There are many possible causes of lung fibrosis, but the most common include:
  • Exposure to toxins: This includes asbestos, coal dust, and silica.
  • Autoimmune diseases: This includes rheumatoid arthritis, scleroderma, and systemic lupus erythematosus.
  • Connective tissue diseases: This includes idiopathic pulmonary fibrosis (IPF) and sarcoidosis.
  • Radiation therapy: This can damage the lungs and lead to fibrosis.
  • Certain medications: This includes amiodarone, bleomycin, and nitrofurantoin.
  • Gastroesophageal reflux disease (GERD): This can cause damage to the lungs if not treated.

Diagnosis of Lung Fibrosis

Lung fibrosis can be diagnosed through a variety of tests, including:
  • Medical history and physical examination: Your doctor will ask about your symptoms, medical history, and exposure to any risk factors. They will also perform a physical examination to listen to your lungs and check for other signs of lung fibrosis.
  • Chest X-ray: This can show areas of scarring in the lungs.
  • High-resolution computed tomography (HRCT): This is a special type of CT scan that can provide more detailed images of the lungs.
  • Pulmonary function tests: These tests measure how well your lungs are working.
  • Lung biopsy: In some cases, a lung biopsy may be needed to confirm the diagnosis of lung fibrosis.

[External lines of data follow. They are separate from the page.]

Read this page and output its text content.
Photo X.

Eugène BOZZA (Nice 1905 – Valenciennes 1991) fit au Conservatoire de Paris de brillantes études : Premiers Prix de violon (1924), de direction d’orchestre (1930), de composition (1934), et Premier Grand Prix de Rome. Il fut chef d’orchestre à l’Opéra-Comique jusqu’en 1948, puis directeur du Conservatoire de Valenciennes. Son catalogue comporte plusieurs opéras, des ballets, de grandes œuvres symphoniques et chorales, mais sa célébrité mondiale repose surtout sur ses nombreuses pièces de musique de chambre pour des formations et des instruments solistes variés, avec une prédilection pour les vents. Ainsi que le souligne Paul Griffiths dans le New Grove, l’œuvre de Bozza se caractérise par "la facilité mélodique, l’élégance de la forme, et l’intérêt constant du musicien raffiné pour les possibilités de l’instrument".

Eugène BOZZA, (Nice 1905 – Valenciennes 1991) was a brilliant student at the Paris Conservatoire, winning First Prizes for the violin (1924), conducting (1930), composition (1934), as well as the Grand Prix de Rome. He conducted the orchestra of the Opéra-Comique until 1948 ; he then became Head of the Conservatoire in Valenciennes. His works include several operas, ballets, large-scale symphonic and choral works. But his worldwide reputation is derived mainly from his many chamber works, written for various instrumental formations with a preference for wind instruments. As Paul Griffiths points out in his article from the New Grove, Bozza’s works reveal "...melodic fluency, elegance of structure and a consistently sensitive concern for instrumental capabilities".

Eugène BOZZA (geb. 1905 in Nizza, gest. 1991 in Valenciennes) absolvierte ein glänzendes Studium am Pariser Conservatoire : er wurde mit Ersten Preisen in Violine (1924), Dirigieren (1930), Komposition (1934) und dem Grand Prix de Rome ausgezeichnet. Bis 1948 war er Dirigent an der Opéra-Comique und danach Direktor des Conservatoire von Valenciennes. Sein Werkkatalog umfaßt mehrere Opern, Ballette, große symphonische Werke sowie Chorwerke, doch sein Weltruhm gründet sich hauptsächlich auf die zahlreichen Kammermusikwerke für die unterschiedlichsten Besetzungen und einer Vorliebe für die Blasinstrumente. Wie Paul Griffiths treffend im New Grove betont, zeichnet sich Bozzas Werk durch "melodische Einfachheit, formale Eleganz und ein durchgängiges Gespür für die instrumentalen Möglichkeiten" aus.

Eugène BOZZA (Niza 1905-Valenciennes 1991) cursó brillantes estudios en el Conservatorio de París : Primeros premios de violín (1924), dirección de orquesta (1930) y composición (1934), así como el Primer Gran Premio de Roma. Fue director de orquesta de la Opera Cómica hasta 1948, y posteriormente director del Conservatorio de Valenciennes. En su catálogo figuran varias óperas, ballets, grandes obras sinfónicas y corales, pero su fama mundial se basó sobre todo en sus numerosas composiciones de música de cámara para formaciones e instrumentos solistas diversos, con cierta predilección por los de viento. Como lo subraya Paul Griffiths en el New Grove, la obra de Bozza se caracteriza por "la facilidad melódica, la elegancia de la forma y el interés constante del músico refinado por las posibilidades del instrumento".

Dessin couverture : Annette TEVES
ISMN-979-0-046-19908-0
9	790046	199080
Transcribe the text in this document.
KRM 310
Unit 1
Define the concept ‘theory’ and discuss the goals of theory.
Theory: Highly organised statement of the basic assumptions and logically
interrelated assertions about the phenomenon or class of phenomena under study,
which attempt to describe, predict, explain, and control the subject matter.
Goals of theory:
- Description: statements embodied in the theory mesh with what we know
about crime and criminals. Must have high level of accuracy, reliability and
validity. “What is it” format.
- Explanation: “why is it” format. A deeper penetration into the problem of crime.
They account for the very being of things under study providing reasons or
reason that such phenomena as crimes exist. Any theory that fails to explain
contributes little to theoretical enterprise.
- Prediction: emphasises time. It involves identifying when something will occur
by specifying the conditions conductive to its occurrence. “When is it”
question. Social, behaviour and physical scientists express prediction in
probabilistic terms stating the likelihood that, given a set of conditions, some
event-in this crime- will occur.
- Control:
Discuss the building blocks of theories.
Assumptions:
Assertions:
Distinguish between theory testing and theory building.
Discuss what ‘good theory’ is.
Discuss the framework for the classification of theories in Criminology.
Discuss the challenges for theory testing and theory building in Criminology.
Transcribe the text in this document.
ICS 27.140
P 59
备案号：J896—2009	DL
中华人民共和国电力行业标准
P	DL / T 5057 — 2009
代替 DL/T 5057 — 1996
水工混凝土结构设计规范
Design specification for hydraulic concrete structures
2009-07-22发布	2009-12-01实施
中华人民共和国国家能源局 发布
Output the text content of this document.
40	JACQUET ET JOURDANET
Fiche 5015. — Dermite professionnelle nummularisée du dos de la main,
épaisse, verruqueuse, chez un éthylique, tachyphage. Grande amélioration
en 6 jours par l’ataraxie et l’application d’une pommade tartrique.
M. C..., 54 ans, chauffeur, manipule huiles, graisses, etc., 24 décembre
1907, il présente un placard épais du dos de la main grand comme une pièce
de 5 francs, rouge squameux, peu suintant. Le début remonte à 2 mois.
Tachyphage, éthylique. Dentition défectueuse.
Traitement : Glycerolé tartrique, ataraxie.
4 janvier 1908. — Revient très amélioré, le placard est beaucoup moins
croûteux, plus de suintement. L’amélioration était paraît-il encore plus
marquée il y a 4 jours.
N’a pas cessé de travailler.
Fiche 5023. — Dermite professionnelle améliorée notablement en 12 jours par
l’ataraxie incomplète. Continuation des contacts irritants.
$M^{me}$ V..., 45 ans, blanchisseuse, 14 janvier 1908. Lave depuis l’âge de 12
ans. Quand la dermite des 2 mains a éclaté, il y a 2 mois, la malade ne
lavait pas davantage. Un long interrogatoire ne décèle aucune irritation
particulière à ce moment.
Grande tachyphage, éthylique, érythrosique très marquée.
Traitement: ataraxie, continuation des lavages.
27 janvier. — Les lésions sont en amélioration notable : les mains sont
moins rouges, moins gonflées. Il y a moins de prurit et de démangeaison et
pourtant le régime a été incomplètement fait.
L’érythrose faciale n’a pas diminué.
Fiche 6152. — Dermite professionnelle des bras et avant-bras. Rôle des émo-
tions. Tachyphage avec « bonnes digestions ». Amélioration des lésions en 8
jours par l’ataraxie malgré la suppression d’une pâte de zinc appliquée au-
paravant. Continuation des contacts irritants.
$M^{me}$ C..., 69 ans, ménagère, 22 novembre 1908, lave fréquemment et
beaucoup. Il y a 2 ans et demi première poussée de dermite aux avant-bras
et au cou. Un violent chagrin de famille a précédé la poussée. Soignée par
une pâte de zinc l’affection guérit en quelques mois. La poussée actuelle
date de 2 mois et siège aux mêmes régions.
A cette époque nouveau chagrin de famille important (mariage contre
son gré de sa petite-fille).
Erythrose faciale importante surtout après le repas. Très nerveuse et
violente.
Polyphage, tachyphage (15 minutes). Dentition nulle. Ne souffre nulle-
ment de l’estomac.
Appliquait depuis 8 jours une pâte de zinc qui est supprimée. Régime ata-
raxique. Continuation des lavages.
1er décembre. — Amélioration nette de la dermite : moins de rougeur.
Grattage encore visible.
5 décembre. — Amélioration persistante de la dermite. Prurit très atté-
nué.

Treatment of Lung Fibrosis

There is no cure for lung fibrosis, but there are treatments that can help slow the progression of the disease and relieve symptoms. These lung fibrosis treatments include:
  • Medications: Several medications are approved to treat lung fibrosis, including antifibrotic drugs, corticosteroids, and immunosuppressants.
  • Oxygen therapy: This provides additional oxygen to the lungs, which can help improve shortness of breath.
  • Pulmonary rehabilitation: This is a program of exercise and education that can help people with lung fibrosis manage their symptoms and improve their quality of life.
  • Lung transplant: In some cases, a lung transplant may be an option for people with severe lung fibrosis.

Tips for Living with Lung Fibrosis

If you have lung fibrosis, there are a few things you can do to manage your condition and improve your quality of life:
  • Exercise regularly: This can help to improve lung function and strength.
  • Quit smoking: Smoking can worsen lung fibrosis.
  • Get vaccinated: This can help to prevent infections that can worsen lung fibrosis.
  • Eat a healthy diet: This can help to boost your immune system.
  • Get enough sleep: This can help you feel better and cope with stress.
  • Join a support group: This can help you connect with other people who understand what you are going through.


Lung fibrosis is a serious lung disease that can cause significant disability. However, there are treatments available that can help slow the progression of the disease and relieve symptoms. With proper management, people with lung fibrosis can live long and fulfilling lives.